A Vancouver startup, D-Wave Systems, claims to have demonstrated the world's first commercially viable quantum computer. They were quite confident of this, considering that their press release trumpeted a success at least ten minutes before the demonstration was scheduled to begin at the Computer History Museum in Mountain View, Calif.

They've certainly reason to be confident. Even though a quantum computer is commonly considered a research affair that's as much as 20 years away from usefulness, D-Wave not only formed a company to develop a unit but also got venture capitalists to fund it. They picked up US $14 million last May.

Today, the company was supposed to show off a quantum computer sporting 16-qubits, the most of any quantum computer, commercial or otherwise, but still way too few to do anything important. What's a qubit? Qubits, or quantum bits, are what make quantum computers different from their digital ancestors. A digital bit can be either a one or a zero but not both at the same time. A qubit can. And that lets it do many calculations at once. So quantum computers should be capable of solving certain horrendous problems faster than conventional computers. Certain types of searches, the "traveling salesman" problem, and finding the factors of large integers fall into this category.

At it's heart the D-Wave computer, called Orion, is a chip of niobium that's been cooled to near absolute zero. It relies on a dark-horse technology known as adiabatic quantum computing. It and D-Wave have many critics.

The computer solves only one type of problem, which mathematicians call a two-dimensional Isling model in a magnetic field, but through some software trickery, other problems can be recast as this problem. At the demonstration, they planned to show off its flexibility with two programs. First, they were to show how Orion runs a pattern-matching application that searches a database of molecules. The second could be called the wedding planner's dilemma, in that it is designed to figure out the best seating arrangement for a group of people according to certain constraints, such as Uncle Sam can't sit next to Aunt Jean but has to be at the same table as Grandpa Harry.

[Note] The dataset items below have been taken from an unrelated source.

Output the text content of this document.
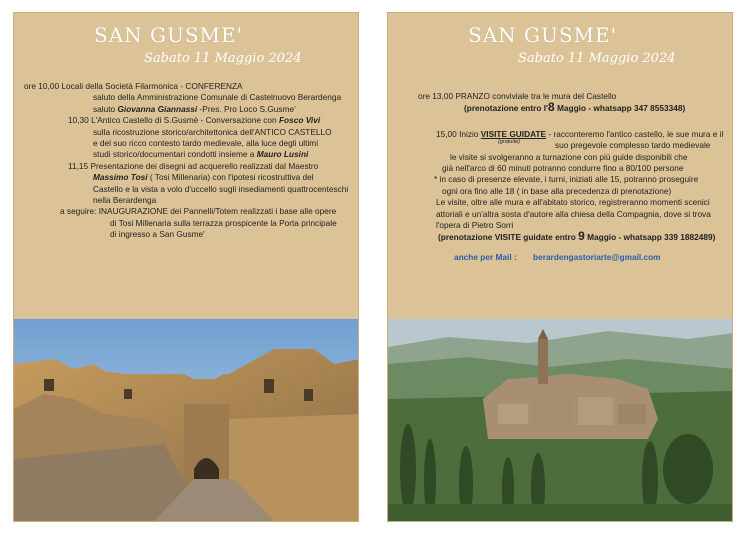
SAN GUSME'
Sabato 11 Maggio 2024
ore 10,00 Locali della Società Filarmonica - CONFERENZA
saluto della Amministrazione Comunale di Castelnuovo Berardenga
saluto Giovanna Giannassi -Pres. Pro Loco S.Gusme'
10,30 L'Antico Castello di S.Gusmè - Conversazione con Fosco Vivi
sulla ricostruzione storico/architettonica dell'ANTICO CASTELLO
e del suo ricco contesto tardo medievale, alla luce degli ultimi
studi storico/documentari condotti insieme a Mauro Lusini
11,15 Presentazione dei disegni ad acquerello realizzati dal Maestro
Massimo Tosi ( Tosi Millenaria) con l'ipotesi ricostruttiva del
Castello e la vista a volo d'uccello sugli insediamenti quattrocenteschi
nella Berardenga
a seguire: INAUGURAZIONE dei Pannelli/Totem realizzati i base alle opere
di Tosi Millenaria sulla terrazza prospicente la Porta principale
di ingresso a San Gusme'
SAN GUSME'
Sabato 11 Maggio 2024
ore 13,00 PRANZO conviviale tra le mura del Castello
(prenotazione entro l'8 Maggio - whatsapp 347 8553348)
15,00 Inizio VISITE GUIDATE - racconteremo l'antico castello, le sue mura e il
(gratuite)	suo pregevole complesso tardo medievale
le visite si svolgeranno a turnazione con più guide disponibili che
già nell'arco di 60 minuti potranno condurre fino a 80/100 persone
* in caso di presenze elevate, i turni, iniziati alle 15, potranno proseguire
ogni ora fino alle 18 ( in base alla precedenza di prenotazione)
Le visite, oltre alle mura e all'abitato storico, registreranno momenti scenici
attoriali e un'altra sosta d'autore alla chiesa della Compagnia, dove si trova
l'opera di Pietro Sorri
(prenotazione VISITE guidate entro 9 Maggio - whatsapp 339 1882489)
anche per Mail : berardengastoriarte@gmail.com
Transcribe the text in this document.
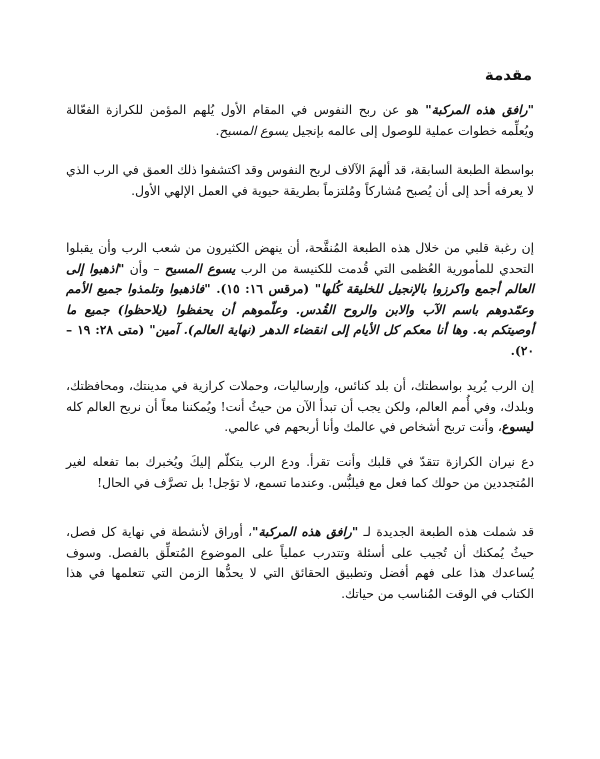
مقدمة

"رافق هذه المركبة" هو عن ربح النفوس في المقام الأول يُلهم المؤمن للكرازة الفعّالة ويُعلِّمه خطوات عملية للوصول إلى عالمه بإنجيل يسوع المسيح.

بواسطة الطبعة السابقة، قد ألهمَ الآلاف لربح النفوس وقد اكتشفوا ذلك العمق في الرب الذي لا يعرفه أحد إلى أن يُصبح مُشاركاً ومُلتزماً بطريقة حيوية في العمل الإلهي الأول.

إن رغبة قلبي من خلال هذه الطبعة المُنقَّحة، أن ينهض الكثيرون من شعب الرب وأن يقبلوا التحدي للمأمورية العُظمى التي قُدمت للكنيسة من الرب يسوع المسيح – وأن "اذهبوا إلى العالم أجمع واكرزوا بالإنجيل للخليقة كُلها" (مرقس ١٦: ١٥). "فاذهبوا وتلمذوا جميع الأمم وعمّدوهم باسم الآب والابن والروح القُدس. وعلّموهم أن يحفظوا (يلاحظوا) جميع ما أوصيتكم به. وها أنا معكم كل الأيام إلى انقضاء الدهر (نهاية العالم). آمين" (متى ٢٨: ١٩ – ٢٠).

إن الرب يُريد بواسطتك، أن بلد كنائس، وإرساليات، وحملات كرازية في مدينتك، ومحافظتك، وبلدك، وفي أُمم العالم، ولكن يجب أن تبدأ الآن من حيثُ أنت! ويُمكننا معاً أن نربح العالم كله ليسوع، وأنت تربح أشخاص في عالمك وأنا أربحهم في عالمي.

دع نيران الكرازة تتقدّ في قلبك وأنت تقرأ. ودع الرب يتكلّم إليكَ ويُخبرك بما تفعله لغير المُتجددين من حولك كما فعل مع فيلبُّس. وعندما تسمع، لا تؤجل! بل تصرَّف في الحال!

قد شملت هذه الطبعة الجديدة لـ "رافق هذه المركبة"، أوراق لأنشطة في نهاية كل فصل، حيثُ يُمكنك أن تُجيب على أسئلة وتتدرب عملياً على الموضوع المُتعلِّق بالفصل. وسوف يُساعدك هذا على فهم أفضل وتطبيق الحقائق التي لا يحدُّها الزمن التي تتعلمها في هذا الكتاب في الوقت المُناسب من حياتك.
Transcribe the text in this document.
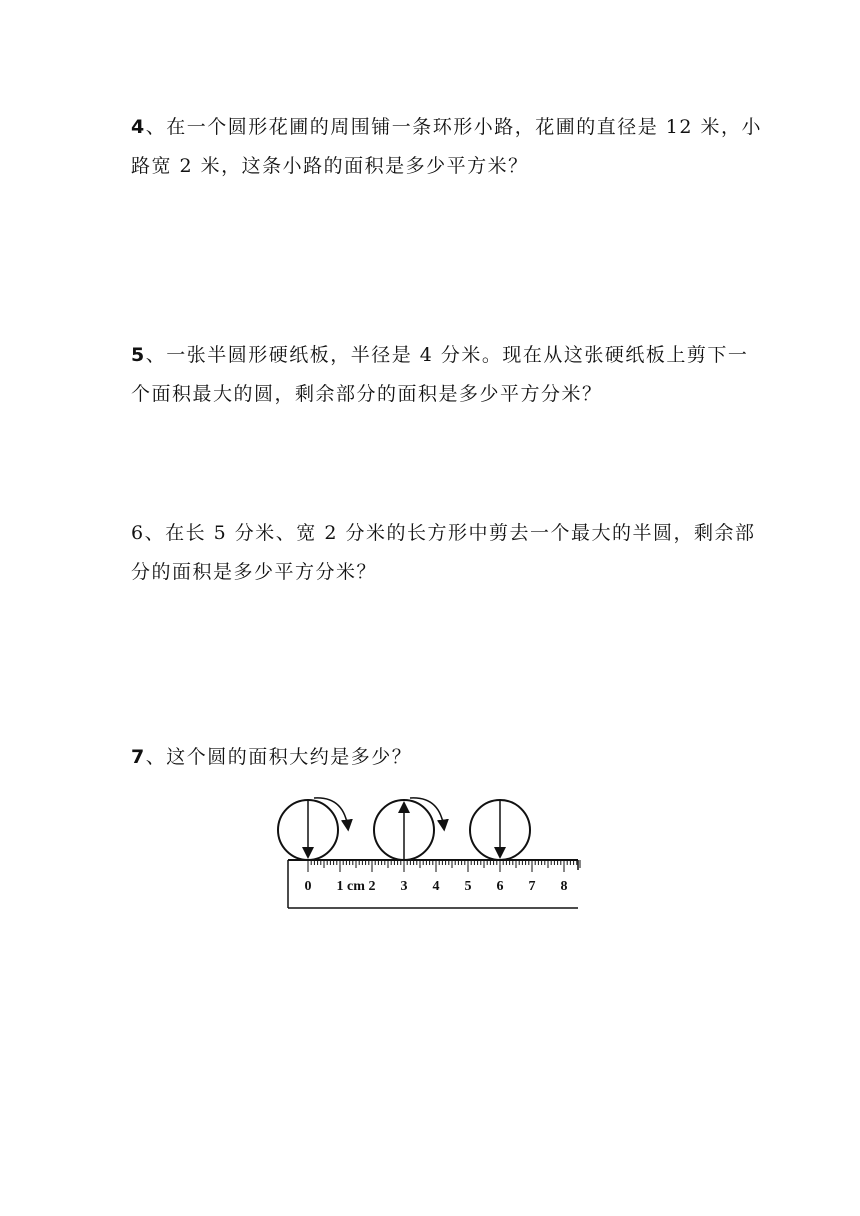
4、在一个圆形花圃的周围铺一条环形小路，花圃的直径是 12 米，小
路宽 2 米，这条小路的面积是多少平方米？
5、一张半圆形硬纸板，半径是 4 分米。现在从这张硬纸板上剪下一
个面积最大的圆，剩余部分的面积是多少平方分米？
6、在长 5 分米、宽 2 分米的长方形中剪去一个最大的半圆，剩余部
分的面积是多少平方分米？
7、这个圆的面积大约是多少？
0 1 cm 2 3 4 5 6 7 8
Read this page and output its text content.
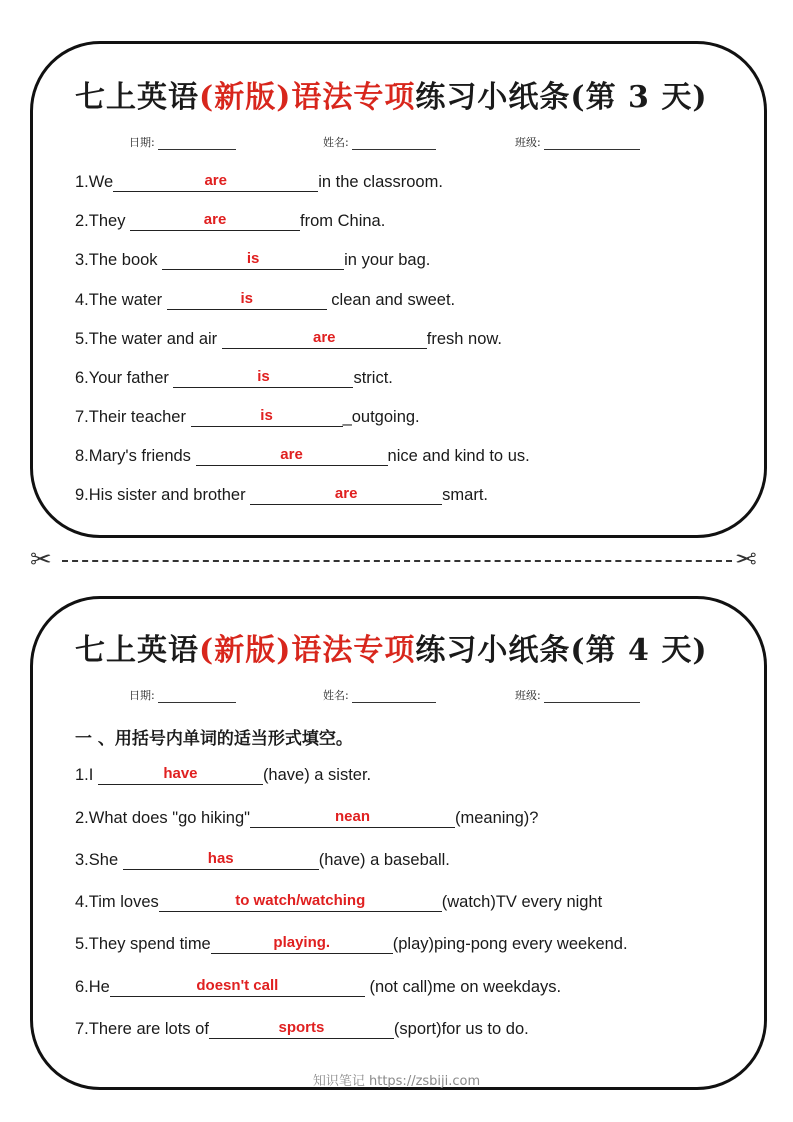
七上英语(新版)语法专项练习小纸条(第 3 天)
日期:	姓名:	班级:
1.We	are	in the classroom.
2.They	are	from China.
3.The book	is	in your bag.
4.The water	is	clean and sweet.
5.The water and air	are	fresh now.
6.Your father	is	strict.
7.Their teacher	is	_outgoing.
8.Mary's friends	are	nice and kind to us.
9.His sister and brother	are	smart.
✂	✂
七上英语(新版)语法专项练习小纸条(第 4 天)
日期:	姓名:	班级:
一 、用括号内单词的适当形式填空。
1.I	have	(have) a sister.
2.What does "go hiking"	nean	(meaning)?
3.She	has	(have) a baseball.
4.Tim loves	to watch/watching	(watch)TV every night
5.They spend time	playing.	(play)ping-pong every weekend.
6.He	doesn't call	(not call)me on weekdays.
7.There are lots of	sports	(sport)for us to do.
知识笔记 https://zsbiji.com
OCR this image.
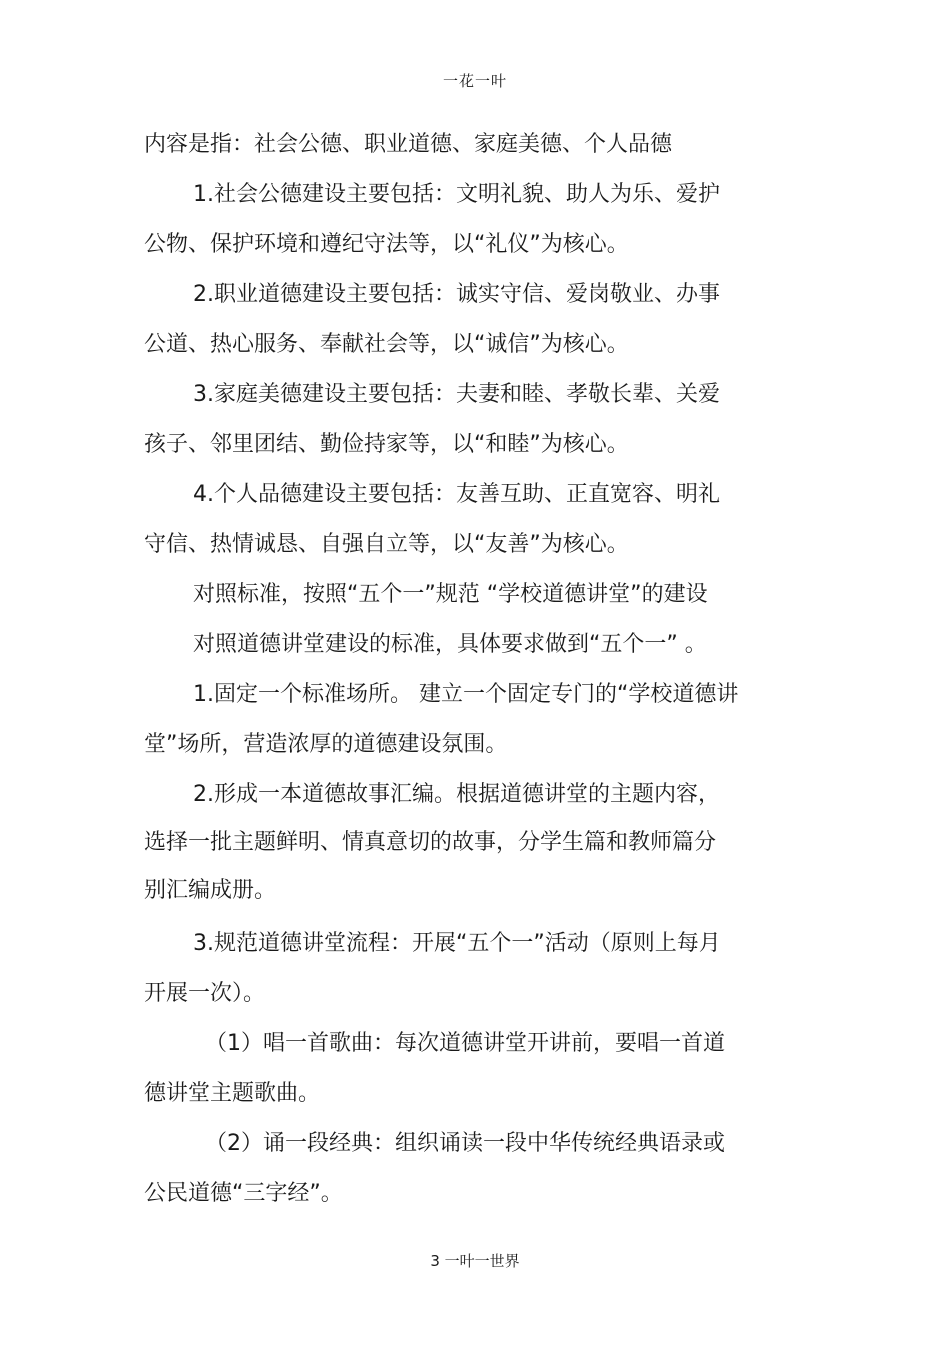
一花一叶
内容是指：社会公德、职业道德、家庭美德、个人品德
1.社会公德建设主要包括：文明礼貌、助人为乐、爱护
公物、保护环境和遵纪守法等，以“礼仪”为核心。
2.职业道德建设主要包括：诚实守信、爱岗敬业、办事
公道、热心服务、奉献社会等，以“诚信”为核心。
3.家庭美德建设主要包括：夫妻和睦、孝敬长辈、关爱
孩子、邻里团结、勤俭持家等，以“和睦”为核心。
4.个人品德建设主要包括：友善互助、正直宽容、明礼
守信、热情诚恳、自强自立等，以“友善”为核心。
对照标准，按照“五个一”规范 “学校道德讲堂”的建设
对照道德讲堂建设的标准，具体要求做到“五个一” 。
1.固定一个标准场所。 建立一个固定专门的“学校道德讲
堂”场所，营造浓厚的道德建设氛围。
2.形成一本道德故事汇编。根据道德讲堂的主题内容，
选择一批主题鲜明、情真意切的故事，分学生篇和教师篇分
别汇编成册。
3.规范道德讲堂流程：开展“五个一”活动（原则上每月
开展一次）。
（1）唱一首歌曲：每次道德讲堂开讲前，要唱一首道
德讲堂主题歌曲。
（2）诵一段经典：组织诵读一段中华传统经典语录或
公民道德“三字经”。
3 一叶一世界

In the second half of this year, according to D-Wave founder Geordie Rose, the company will give free access to an Orion to let people develop applications for it.

Spectrum solicited some feedback on the Orion's development from Lieven Vandersypen, an associate professor at Delft University. Vandersypen's group is working on an alternate quantum computing scheme, and he was part of the team at Isaac Chuang's lab at MIT that did the first demonstration of a quantum computing plan that, if scaled up, could be used to defeat common encryption algorithms.

Here's what Vandersypen thought:

"First, it's quite remarkable that they have persuaded investors to put serious money in their enterprise at such an early stage. It sounds like they have a clear vision of where quantum computing is going, and how to approach it. Whether it is realistic, time will tell.

"Until now, D-Wave hasn't published any major advances or breakthroughs in the scientific literature. With respect to their announcement, there is little detailed information available to support, and thus judge, the validity of the claims (as would be the case in a scientific publication).

"From what I was able to find on the Web about the hardware, it looks impressive to put 16 of these superconducting devices together and wire them up in a special fridge. Still, the level of control appears to be very minimal at the moment—the problems it can solve seem to be hardwired. Of course, one has to start somewhere.

"The 'software' approach is somewhat unconventional (called adiabatic quantum computing). The current understanding is that in principle it can be mapped one-to-one onto the conventional quantum circuit model. For NP-complete problems [Ed.: a complexity theory reference to "non-deterministic polynomial time" complete equations], this means that a quadratic speed-up is possible, but not more. There is, of course, no magic needed to solve a small-scale NP-complete problem (although quantum magic may have been used in their demo—it is not fully clear to me from what was made public). As they say, the proof of the pudding will be the solution of a large-scale problem in a time faster than conventional computers.

"In any case, I'm intrigued by their announcement and curious to see whether something serious will come out. So I guess the bottom line is 'we'll see'."

For today, "we'll see" will have to suffice as the last word on this topic.